Gönül Tol ise Türkiye ve ABD arasındaki ikili ticaretin “çok güçlü olmamasına rağmen” Trump döneminde muhtemel yeni bir ticaret savaşının Türkiye’ye de zarar vereceğini vurguluyor. Deniz Tansi, Trump’ın iktidara gelmesi durumunda Türkiye’nin BRICS üyeliği başvurusunu erteleyeceği görüşünde; “Trump’ın bu konuda anlayışlı olacağını düşünmüyorum” şeklinde konuşuyor. Tansi, Trump yönetimindeki Washington’un Türkiye’nin Çin’den elektronik dört alımına, ayrıca Pekin’in Türkiye’ye yapacağı yatırımlar konusunda şüpheci yaklaşacağını düşünüyor: “Trump’ın Türkiye ile dış politika ve savunma konularında görece rahatlatıcı bir söylemi olabilir; ancak ekonomi noktasında müsamaha göstereceğini sanmıyorum.”

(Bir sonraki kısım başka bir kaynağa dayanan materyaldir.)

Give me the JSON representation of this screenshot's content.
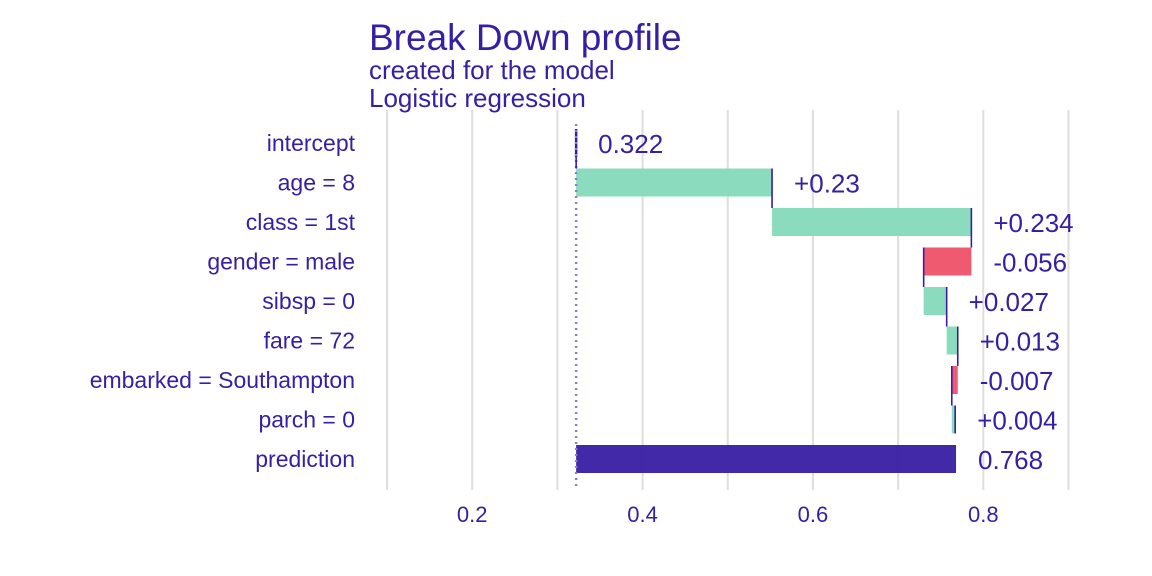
{
  "chart_data": {
    "type": "waterfall",
    "title": "Break Down profile",
    "subtitle_lines": [
      "created for the  model",
      "Logistic regression"
    ],
    "x_ticks": [
      0.2,
      0.4,
      0.6,
      0.8
    ],
    "x_tick_labels": [
      "0.2",
      "0.4",
      "0.6",
      "0.8"
    ],
    "xlim": [
      0.08,
      0.91
    ],
    "grid": "vertical",
    "baseline": 0.322,
    "rows": [
      {
        "label": "intercept",
        "start": 0.322,
        "end": 0.322,
        "value_label": "0.322",
        "kind": "intercept"
      },
      {
        "label": "age = 8",
        "start": 0.322,
        "end": 0.552,
        "value_label": "+0.23",
        "kind": "positive"
      },
      {
        "label": "class = 1st",
        "start": 0.552,
        "end": 0.786,
        "value_label": "+0.234",
        "kind": "positive"
      },
      {
        "label": "gender = male",
        "start": 0.786,
        "end": 0.73,
        "value_label": "-0.056",
        "kind": "negative"
      },
      {
        "label": "sibsp = 0",
        "start": 0.73,
        "end": 0.757,
        "value_label": "+0.027",
        "kind": "positive"
      },
      {
        "label": "fare = 72",
        "start": 0.757,
        "end": 0.77,
        "value_label": "+0.013",
        "kind": "positive"
      },
      {
        "label": "embarked = Southampton",
        "start": 0.77,
        "end": 0.763,
        "value_label": "-0.007",
        "kind": "negative"
      },
      {
        "label": "parch = 0",
        "start": 0.763,
        "end": 0.767,
        "value_label": "+0.004",
        "kind": "positive"
      },
      {
        "label": "prediction",
        "start": 0.322,
        "end": 0.768,
        "value_label": "0.768",
        "kind": "prediction"
      }
    ],
    "colors": {
      "text": "#371ea3",
      "positive": "#8bdcbe",
      "negative": "#f05a71",
      "prediction": "#371ea3",
      "grid": "#dedede",
      "baseline": "#8a7fd0"
    }
  }
}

Ukrayna savaşı hakkında Trump’ın seçim vaadi, bu savaşı 24 saat içinde bitirmekti. Sinan Ülgen, “Türkiye, hem Trump ile, hem de [Rusya Devlet Başkanı Vladimir] Putin ve [Ukrayna Cumhurbaşkanı Volodimir] Zelenski ile kurduğu yüksek düzeyli siyasi ilişkiler sayesinde bir diplomatik rol oynamaya devam edebilir” diyor. Türkiye, 2022 yılında Rusya, Ukrayna ve BM’nin parçası olduğu “Tahıl Koridoru” olarak bilinen müzakerelere ev sahipliği yapmıştı. Taraflar Temmuz 2022’de bir anlaşma sağladı ve İstanbul’da imzalar atıldı. Ancak, Rusya, ihracat engellerinin kaldırılmamasını gerekçe göstererek Temmuz 2023’te anlaşmadan çekildi. Deniz Tansi, Trump’ın Ukrayna’ya askeri yardımı büyük ölçüde durdurmasını bekliyor ve savaşın bitmesi için Ankara’dan “kolaylaştırıcı” bir yardım talep edebileceğini değerlendiriyor.
NATO’ya gelince, Trump geçmişte Türkiye’nin de içinde bulunduğu NATO ittifakını eleştirmiş ve diğer müttefikleri taahhüt ettikleri savunma harcamalarını yapmamakla suçlamıştı. İkinci Trump döneminde ABD’nin NATO’ya karşı sergileyeceği tutum belirleyici olacak. Sinan Ülgen, Trump’ın NATO’yu zayıflatma politikası izlemesinin Türkiye’nin aleyhine olacağını düşünmektedir. TEPAV analisti Selim Koru ise Trump’ın Türkiye’nin NATO tutumuna dair “memnun” olduğunu düşünüyor: “Trump’ın NATO’ya dair sıkıntısı Avrupalı ülkelerin stratejik yetersizliği ile alakalıdır. Türkiye tam tersi bir yönde ilerliyor.” Yeditepe Üniversitesi’nden Deniz Tansi de Trump’ın çevresinin Türkiye’nin NATO’daki konumuna önem verdiğini vurguluyor.